La possessivité, c’est lié à la jalousie. Me posséder moi-même me paraît être plus intéressant. L’amour physique est sans issue disait Serge Gainsbourg. Il le disait peut-être dans ce sens là. Posséder quelqu’un, c’est illusoire. Tôt ou tard on se casse les dents. Je pense surtout qu’il faut oser se posséder soi, mais du coup ce n’est plus ce mot là qui convient, c’est se découvrir soi, s’accepter soi. Apprendre à ne plus se juger est le premier pas du polyamoureux ou même de l’homme, de la femme qui veut avancer librement.
– Quelque chose qui te tient à coeur que ne reprennent jamais les médias ou que les médias déforment ?
L’hyper sexualisation des médias, je trouve ça ennuyant.
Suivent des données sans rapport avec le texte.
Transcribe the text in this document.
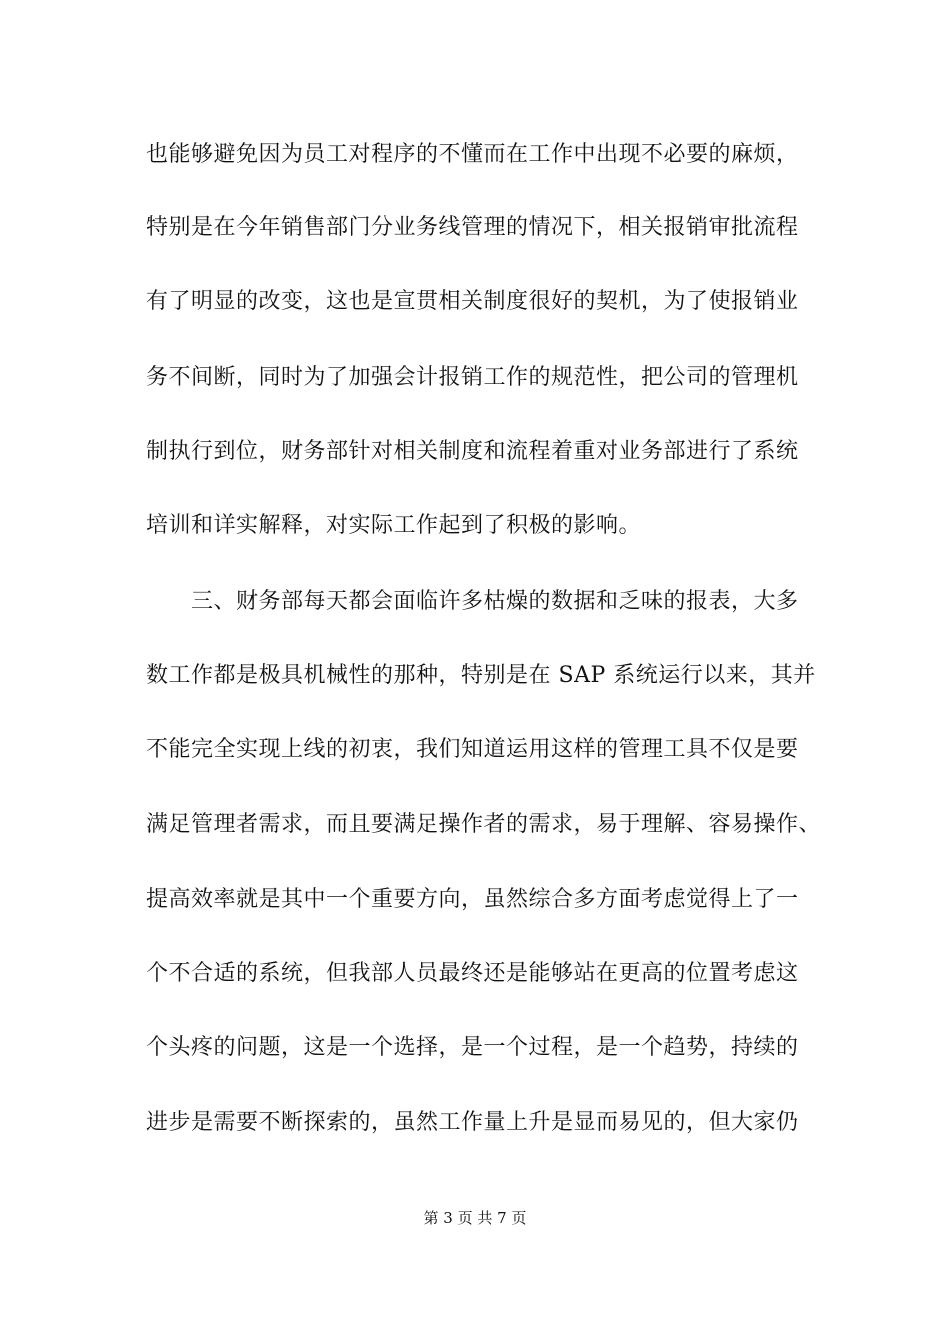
也能够避免因为员工对程序的不懂而在工作中出现不必要的麻烦，
特别是在今年销售部门分业务线管理的情况下，相关报销审批流程
有了明显的改变，这也是宣贯相关制度很好的契机，为了使报销业
务不间断，同时为了加强会计报销工作的规范性，把公司的管理机
制执行到位，财务部针对相关制度和流程着重对业务部进行了系统
培训和详实解释，对实际工作起到了积极的影响。
　　三、财务部每天都会面临许多枯燥的数据和乏味的报表，大多
数工作都是极具机械性的那种，特别是在 SAP 系统运行以来，其并
不能完全实现上线的初衷，我们知道运用这样的管理工具不仅是要
满足管理者需求，而且要满足操作者的需求，易于理解、容易操作、
提高效率就是其中一个重要方向，虽然综合多方面考虑觉得上了一
个不合适的系统，但我部人员最终还是能够站在更高的位置考虑这
个头疼的问题，这是一个选择，是一个过程，是一个趋势，持续的
进步是需要不断探索的，虽然工作量上升是显而易见的，但大家仍
第 3 页 共 7 页
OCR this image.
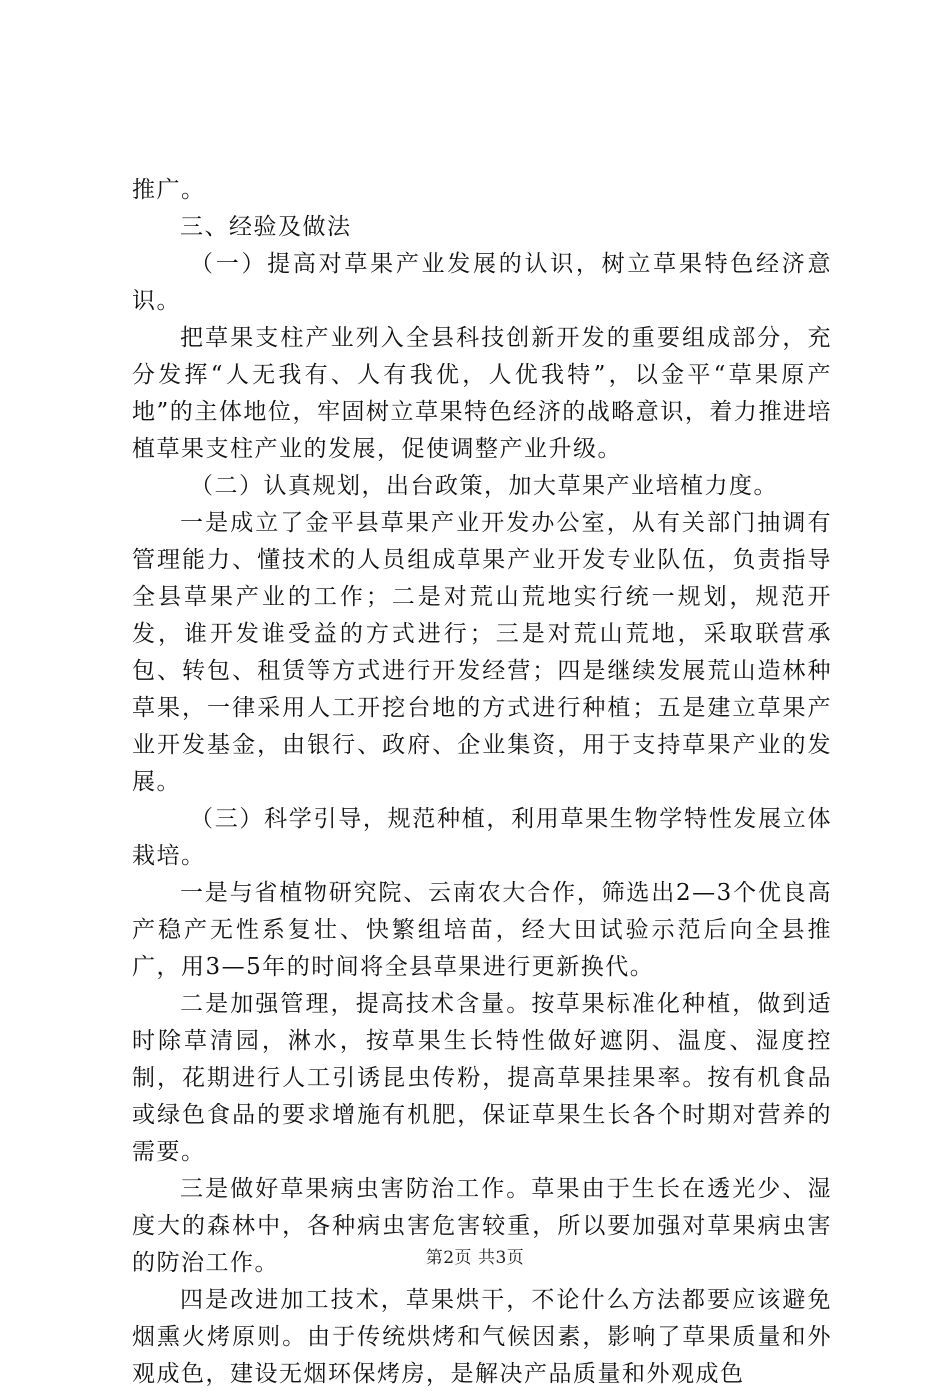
推广。

三、经验及做法

（一）提高对草果产业发展的认识，树立草果特色经济意识。

把草果支柱产业列入全县科技创新开发的重要组成部分，充分发挥“人无我有、人有我优，人优我特”，以金平“草果原产地”的主体地位，牢固树立草果特色经济的战略意识，着力推进培植草果支柱产业的发展，促使调整产业升级。

（二）认真规划，出台政策，加大草果产业培植力度。

一是成立了金平县草果产业开发办公室，从有关部门抽调有管理能力、懂技术的人员组成草果产业开发专业队伍，负责指导全县草果产业的工作；二是对荒山荒地实行统一规划，规范开发，谁开发谁受益的方式进行；三是对荒山荒地，采取联营承包、转包、租赁等方式进行开发经营；四是继续发展荒山造林种草果，一律采用人工开挖台地的方式进行种植；五是建立草果产业开发基金，由银行、政府、企业集资，用于支持草果产业的发展。

（三）科学引导，规范种植，利用草果生物学特性发展立体栽培。

一是与省植物研究院、云南农大合作，筛选出2—3个优良高产稳产无性系复壮、快繁组培苗，经大田试验示范后向全县推广，用3—5年的时间将全县草果进行更新换代。

二是加强管理，提高技术含量。按草果标准化种植，做到适时除草清园，淋水，按草果生长特性做好遮阴、温度、湿度控制，花期进行人工引诱昆虫传粉，提高草果挂果率。按有机食品或绿色食品的要求增施有机肥，保证草果生长各个时期对营养的需要。

三是做好草果病虫害防治工作。草果由于生长在透光少、湿度大的森林中，各种病虫害危害较重，所以要加强对草果病虫害的防治工作。

四是改进加工技术，草果烘干，不论什么方法都要应该避免烟熏火烤原则。由于传统烘烤和气候因素，影响了草果质量和外观成色，建设无烟环保烤房，是解决产品质量和外观成色

第2页 共3页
Un article de rue89 sur le polyamour y a quelques mois a fait 1000 visites sur le site. Bon, très bien, mais même TF1 m’a envoyé un message à l’époque pour me demander des témoignages. Et l’on sait très bien que cela va être récupéré à la sauce médiatique, avec les annonceurs qui se frottent les mains. « Je baise ma femme et mon amante et j’en suis fier » ou j’ai plusieurs femmes et je les assume toutes » ou « je m’envoie en l’air avec tout le monde ». Il y a tout le temps cette espèce de récupération dans l’idée d’amener de l’audimat.
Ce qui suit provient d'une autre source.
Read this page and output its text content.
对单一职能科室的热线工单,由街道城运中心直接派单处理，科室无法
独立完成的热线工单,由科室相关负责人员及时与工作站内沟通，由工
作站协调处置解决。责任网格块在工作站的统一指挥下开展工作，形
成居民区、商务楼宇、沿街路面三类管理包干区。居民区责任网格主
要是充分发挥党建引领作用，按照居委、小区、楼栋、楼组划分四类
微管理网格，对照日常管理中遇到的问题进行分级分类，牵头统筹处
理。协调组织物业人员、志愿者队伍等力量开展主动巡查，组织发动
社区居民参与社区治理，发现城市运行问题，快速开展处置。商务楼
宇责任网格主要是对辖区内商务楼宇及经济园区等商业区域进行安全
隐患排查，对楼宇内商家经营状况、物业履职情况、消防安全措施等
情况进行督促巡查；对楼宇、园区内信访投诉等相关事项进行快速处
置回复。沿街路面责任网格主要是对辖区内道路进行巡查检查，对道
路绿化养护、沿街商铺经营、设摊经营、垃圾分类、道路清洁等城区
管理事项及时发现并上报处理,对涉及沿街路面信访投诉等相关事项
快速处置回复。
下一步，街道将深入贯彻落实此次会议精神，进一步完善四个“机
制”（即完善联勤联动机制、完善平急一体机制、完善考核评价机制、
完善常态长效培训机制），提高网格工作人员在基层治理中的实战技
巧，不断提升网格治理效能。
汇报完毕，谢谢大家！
On sait très bien que le sexe est accepté, soi-disant complètement intégré, libéré, moi je n’y crois pas. On ne fait la promotion du sexe que dans un rapport commercial. Il faut quelque chose à vendre à la clé, que les publicitaires s’enrichissent. Et quand on dit aux gens, il y a du plaisir à la clé et c’est gratuit, ça n’intéresse pas les médias. Ça cadenasse toute idée de débat démocratique et c’est bien pour ça qu’internet me parait beaucoup plus riche, ouvert, horizontal. C’est pour moi le média alternatif, même s’il est aussi envahi par les médias plus traditionnels. Il faut s’emparer de ces nouveaux outils. J’ai fait du journal télévisé en tant que monteur, j’ai été réalisateur de films sociaux, d’émissions de radio et je connais bien les médias, en tout cas l’audiovisuel. Je suis assez fâché avec eux, même si ils m’ont fait vivre et m’ont appris un métier, donné des outils… Il est temps d’éteindre les télévisions, et pour moi la bande FM est saturée de jeux imbéciles, et d’informations choc qui ne font que diaboliser les choses, faire peur aux gens. Ce sont les clés du pouvoir.
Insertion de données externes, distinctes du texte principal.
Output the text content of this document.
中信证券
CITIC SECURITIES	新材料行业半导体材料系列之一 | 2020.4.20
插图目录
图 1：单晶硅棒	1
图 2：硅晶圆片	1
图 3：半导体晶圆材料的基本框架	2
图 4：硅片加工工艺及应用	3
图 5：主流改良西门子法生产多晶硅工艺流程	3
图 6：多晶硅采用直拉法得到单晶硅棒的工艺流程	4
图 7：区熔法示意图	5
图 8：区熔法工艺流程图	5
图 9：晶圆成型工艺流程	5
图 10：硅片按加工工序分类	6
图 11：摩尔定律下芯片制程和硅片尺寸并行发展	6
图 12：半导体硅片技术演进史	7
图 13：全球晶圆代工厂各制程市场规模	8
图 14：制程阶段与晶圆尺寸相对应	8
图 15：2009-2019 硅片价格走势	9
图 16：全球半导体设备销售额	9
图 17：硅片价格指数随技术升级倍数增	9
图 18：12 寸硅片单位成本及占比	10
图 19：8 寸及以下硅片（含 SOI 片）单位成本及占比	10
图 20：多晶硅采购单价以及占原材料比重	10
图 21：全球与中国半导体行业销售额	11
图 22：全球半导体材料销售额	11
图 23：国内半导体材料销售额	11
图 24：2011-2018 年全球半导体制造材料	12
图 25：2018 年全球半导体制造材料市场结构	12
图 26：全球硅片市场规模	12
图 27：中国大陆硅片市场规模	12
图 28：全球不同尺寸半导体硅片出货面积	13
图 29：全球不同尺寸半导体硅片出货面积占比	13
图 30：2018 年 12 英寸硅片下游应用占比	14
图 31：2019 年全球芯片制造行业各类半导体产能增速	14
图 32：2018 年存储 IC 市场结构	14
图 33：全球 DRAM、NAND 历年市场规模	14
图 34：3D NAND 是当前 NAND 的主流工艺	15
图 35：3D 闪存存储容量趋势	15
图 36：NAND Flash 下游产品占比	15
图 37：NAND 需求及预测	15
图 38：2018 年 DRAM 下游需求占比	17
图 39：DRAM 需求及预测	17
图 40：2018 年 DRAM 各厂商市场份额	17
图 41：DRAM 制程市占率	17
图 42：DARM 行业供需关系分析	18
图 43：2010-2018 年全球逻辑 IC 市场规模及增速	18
Le média dans le sens plus noble reste peut-être l’écriture. Je crois aussi beaucoup à la radio, j’écoute Radio Libertaire, France Culture, Radio Blagon, la Radio Suisse Romande, les webradio. Il y a aussi Dogmazic et jamendo qui sont des plateformes d’échange libre de musique, avec une licence libre, le copyleft qui est le pendant du copyright et qui est dans une idée de partage, donc on va dire qu’on est dans le polyamour musical, où un artiste peut prendre le risque de mettre à disposition sa création pour le simple plaisir du partage. On est dans l’idée du troubadour qui va chanter sa chansonnette pour le bonheur de la création, qui n’est pas dans une attente de rentabilité. Est ce qu’un artiste peut vivre de son oeuvre, oui peut-être, mais il peut aussi très bien ne pas en vivre. Vive l’amour en Copyleft ! Ce sera pour moi le mot de la fin.